There has been a good deal of legislation, intended for the benefit of persons employed by contractors and undertakers, and which materially affects the rights and obligations of the other parties to building contracts, in their relations to such persons, but we have not referred to it because it seems to have no particular application in this case.

See Acts 134 of 1880; 180 of 1894; 123 of 1896; 134 of 1906; 65 of 1908; 167 of 1912.

It will, no doubt, be conceded that, though the undertaker may not know, in advance, the exact amount that his contract will call for, he may know whether it will exceed $500, as the intervener now before the court knew it, and, so far as we have been able to discover, there has been no legislation which has relieved him, when he asserts a privilege under such contract, of the obligation of showing that the contract was reduced to writing and recorded as provided by the different articles of the Code to which we have referred, which obligation has rest-1 ed on him for nearly a century and has been, time and again, enforced by this court.

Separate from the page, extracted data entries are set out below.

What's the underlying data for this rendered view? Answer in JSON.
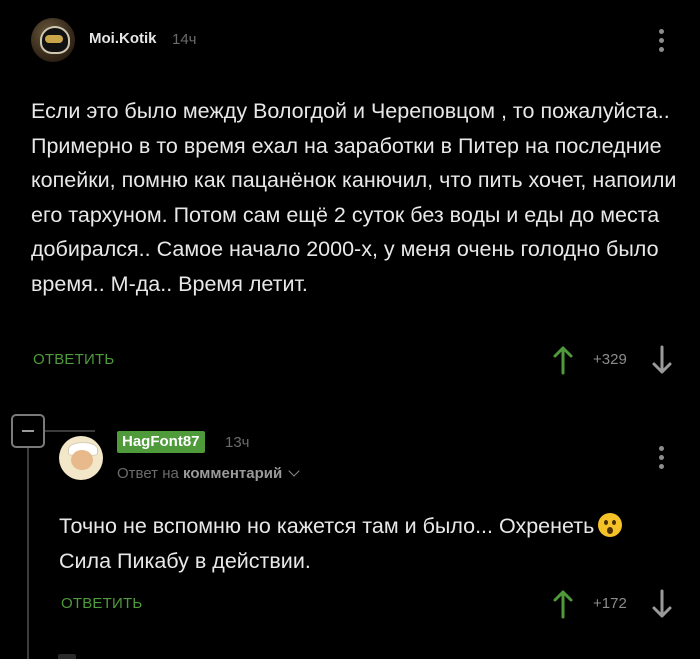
{
  "colors": {
    "background": "#000000",
    "accent_green": "#4f9a3b",
    "text": "#e8e8e8",
    "muted": "#6b6b6b"
  },
  "comment_1": {
    "author": "Moi.Kotik",
    "time": "14ч",
    "avatar_icon": "motorcycle-helmet-avatar",
    "text": "Если это было между Вологдой и Череповцом , то пожалуйста.. Примерно в то время ехал на заработки в Питер на последние копейки, помню как пацанёнок канючил, что пить хочет, напоили его тархуном. Потом сам ещё 2 суток без воды и еды до места добирался.. Самое начало 2000-х, у меня очень голодно было время.. М-да.. Время летит.",
    "reply_label": "ОТВЕТИТЬ",
    "score": "+329"
  },
  "comment_2": {
    "author": "HagFont87",
    "time": "13ч",
    "avatar_icon": "chef-cartoon-avatar",
    "reply_to_prefix": "Ответ на",
    "reply_to_target": "комментарий",
    "text": "Точно не вспомню но кажется там и было... Охренеть",
    "text_line2": "Сила Пикабу в действии.",
    "emoji": "astonished-face",
    "reply_label": "ОТВЕТИТЬ",
    "score": "+172"
  }
}
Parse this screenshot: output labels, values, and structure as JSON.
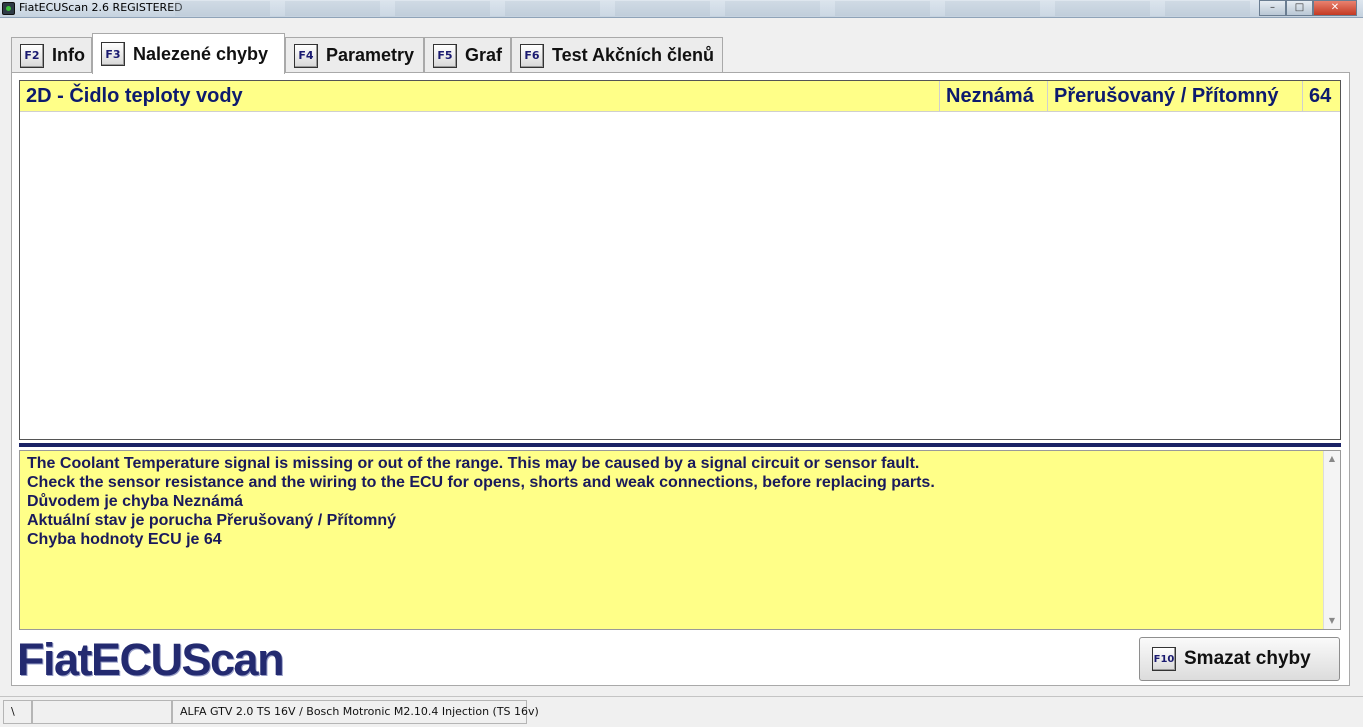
{
  "window": {
    "title": "FiatECUScan 2.6 REGISTERED",
    "minimize_glyph": "–",
    "maximize_glyph": "□",
    "close_glyph": "✕"
  },
  "tabs": [
    {
      "key": "F2",
      "label": "Info",
      "active": false
    },
    {
      "key": "F3",
      "label": "Nalezené chyby",
      "active": true
    },
    {
      "key": "F4",
      "label": "Parametry",
      "active": false
    },
    {
      "key": "F5",
      "label": "Graf",
      "active": false
    },
    {
      "key": "F6",
      "label": "Test Akčních členů",
      "active": false
    }
  ],
  "faults": [
    {
      "name": "2D - Čidlo teploty vody",
      "origin": "Neznámá",
      "status": "Přerušovaný / Přítomný",
      "code": "64"
    }
  ],
  "description": {
    "lines": [
      "The Coolant Temperature signal is missing or out of the range. This may be caused by a signal circuit or sensor fault.",
      "Check the sensor resistance and the wiring to the ECU for opens, shorts and weak connections, before replacing parts.",
      "Důvodem je chyba Neznámá",
      "Aktuální stav je porucha Přerušovaný / Přítomný",
      "Chyba hodnoty ECU je 64"
    ]
  },
  "logo_text": "FiatECUScan",
  "clear_button": {
    "key": "F10",
    "label": "Smazat chyby"
  },
  "statusbar": {
    "cell1": "\\",
    "cell2": "",
    "vehicle": "ALFA GTV 2.0 TS 16V / Bosch Motronic M2.10.4 Injection (TS 16v)"
  },
  "colors": {
    "highlight": "#ffff88",
    "brand": "#232a70",
    "divider": "#1a2266"
  }
}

The act of February 18, 1817 (Acts 1816-17, p. 118), contained a provision similar to that contained in article 2775 of our present Code, and the Act of 1813, c. 29, declared that all liens having the effect of legal mortgages should be recorded within ten days. In Jenkins v. Nelson’s Syndics, 11 Mart. (O. S.) 437 (1822), it was held that a contract exceeding $500, which had not been reduced to writing and recorded within ten days, enjoyed no privilege.

In Oddie v. Htts Creditors, 6 Mart. (N. S.) 473, the court said that it was doubtful whether there was any written contract, but, “such as it appears, it was not recorded, and hence that it conferred no privilege.”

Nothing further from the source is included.